Re: How many different unit fractions are lessorequal than all unit fractions?

On 09.10.2024 14:38, joes wrote:

Am Wed, 09 Oct 2024 10:11:20 +0200 schrieb WM:

An end segment E is infinite because each natural number has a
successor,
so no element of E is max.E so not all nonempty subsets are two.ended
so E is not finite.

Therefore every infinite endsegment has infinitely many elements with
each predecessor in common. This is valid for all infinite endsegments.

With each, but not with all at once (cf. quantifier shift).

With all infinite endsegments at once! Inclusion monotony. If you can't understand try to find a counterexample.

 

There are no other end segments, none are finite.

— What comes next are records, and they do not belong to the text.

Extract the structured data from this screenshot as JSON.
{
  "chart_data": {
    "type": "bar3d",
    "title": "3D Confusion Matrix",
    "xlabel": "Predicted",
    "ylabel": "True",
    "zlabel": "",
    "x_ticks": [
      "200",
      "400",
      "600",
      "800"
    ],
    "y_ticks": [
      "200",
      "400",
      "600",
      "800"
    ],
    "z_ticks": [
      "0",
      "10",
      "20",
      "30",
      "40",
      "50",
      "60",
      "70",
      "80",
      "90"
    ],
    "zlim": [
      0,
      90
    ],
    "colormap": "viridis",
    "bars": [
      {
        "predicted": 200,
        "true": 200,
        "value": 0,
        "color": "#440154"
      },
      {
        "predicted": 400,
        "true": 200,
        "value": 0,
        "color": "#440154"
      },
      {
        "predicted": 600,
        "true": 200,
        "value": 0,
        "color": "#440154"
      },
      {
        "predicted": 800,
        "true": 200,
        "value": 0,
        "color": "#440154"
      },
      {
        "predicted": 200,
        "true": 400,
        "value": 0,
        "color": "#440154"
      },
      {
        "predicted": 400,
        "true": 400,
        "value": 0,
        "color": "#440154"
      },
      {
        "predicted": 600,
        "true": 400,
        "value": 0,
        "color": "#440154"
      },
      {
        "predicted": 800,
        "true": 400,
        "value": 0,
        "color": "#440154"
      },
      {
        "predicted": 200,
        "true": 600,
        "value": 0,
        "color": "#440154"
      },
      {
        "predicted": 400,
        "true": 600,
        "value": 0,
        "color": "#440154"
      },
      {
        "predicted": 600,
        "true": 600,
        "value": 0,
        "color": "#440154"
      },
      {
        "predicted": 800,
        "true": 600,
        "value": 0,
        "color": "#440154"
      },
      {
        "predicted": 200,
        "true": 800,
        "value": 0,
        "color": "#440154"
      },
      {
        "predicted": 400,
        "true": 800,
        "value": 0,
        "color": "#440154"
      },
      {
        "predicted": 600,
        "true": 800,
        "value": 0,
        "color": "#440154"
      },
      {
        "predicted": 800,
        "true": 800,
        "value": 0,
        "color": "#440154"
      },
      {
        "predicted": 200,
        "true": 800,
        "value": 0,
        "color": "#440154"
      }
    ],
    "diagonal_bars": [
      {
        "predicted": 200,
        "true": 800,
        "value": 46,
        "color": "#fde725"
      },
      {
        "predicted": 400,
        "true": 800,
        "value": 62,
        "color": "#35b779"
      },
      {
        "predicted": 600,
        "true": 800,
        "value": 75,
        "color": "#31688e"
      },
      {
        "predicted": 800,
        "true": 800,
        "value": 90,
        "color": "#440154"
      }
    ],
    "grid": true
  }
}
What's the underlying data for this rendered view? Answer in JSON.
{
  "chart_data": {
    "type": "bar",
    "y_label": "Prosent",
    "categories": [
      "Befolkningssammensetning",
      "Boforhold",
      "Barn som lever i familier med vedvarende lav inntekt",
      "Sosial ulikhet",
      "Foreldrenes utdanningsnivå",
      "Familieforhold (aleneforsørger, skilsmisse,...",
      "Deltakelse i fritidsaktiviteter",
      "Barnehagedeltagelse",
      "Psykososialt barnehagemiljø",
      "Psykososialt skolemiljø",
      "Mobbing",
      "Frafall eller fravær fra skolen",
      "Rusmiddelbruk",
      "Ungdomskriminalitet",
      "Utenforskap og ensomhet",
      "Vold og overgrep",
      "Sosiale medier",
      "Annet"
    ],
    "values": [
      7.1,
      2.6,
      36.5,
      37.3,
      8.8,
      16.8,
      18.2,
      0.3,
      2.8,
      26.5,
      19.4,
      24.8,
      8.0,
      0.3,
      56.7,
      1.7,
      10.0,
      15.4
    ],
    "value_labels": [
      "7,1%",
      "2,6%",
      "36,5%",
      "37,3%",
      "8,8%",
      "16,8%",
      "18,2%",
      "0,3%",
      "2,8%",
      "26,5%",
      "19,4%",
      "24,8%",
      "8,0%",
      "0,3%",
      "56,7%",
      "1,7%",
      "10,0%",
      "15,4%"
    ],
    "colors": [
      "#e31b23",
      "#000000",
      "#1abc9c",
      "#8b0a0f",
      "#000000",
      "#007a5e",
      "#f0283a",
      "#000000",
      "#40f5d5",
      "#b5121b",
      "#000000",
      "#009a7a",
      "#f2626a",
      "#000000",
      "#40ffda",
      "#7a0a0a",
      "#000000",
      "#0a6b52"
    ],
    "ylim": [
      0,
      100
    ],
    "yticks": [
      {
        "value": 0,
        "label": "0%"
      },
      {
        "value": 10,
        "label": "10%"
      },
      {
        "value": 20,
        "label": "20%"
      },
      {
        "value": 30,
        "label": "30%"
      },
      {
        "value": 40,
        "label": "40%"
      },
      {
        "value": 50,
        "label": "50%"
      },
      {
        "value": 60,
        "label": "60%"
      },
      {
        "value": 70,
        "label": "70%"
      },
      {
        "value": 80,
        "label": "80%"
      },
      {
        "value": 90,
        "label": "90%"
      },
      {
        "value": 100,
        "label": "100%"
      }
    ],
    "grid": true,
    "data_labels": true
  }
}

They all have an infinite intersection.

Intersection with what?
 

Consider end segment E(k+1)
k+1 is in E(k+1)
Is k+1 in each end segment? Is k+1 in E(k+2)?
Is E(k+1) the set of natural numbers in each end.segment?

No, but by definition there are infinitely many numbers. They are dark.

 

Why else should they be infinite?

Because each natural number is followed by a natural number,

not only one but infinitely many

 

because 'infinite' DOES NOT mean 'very large'.

Theorem: If every endsegment has infinitely many numbers, then
infinitely many numbers are in all endsegments.

Invalid quantifier shift.

Valid quantifier shift.

 

Proof: If not, then there would be at least one endsegment with less
numbers.

No. Why do you think that?

The shrinking endsegments have all their elements in common with all their predecessors. As long as all are infinite, then all have an infinite set in common.
Regards, WM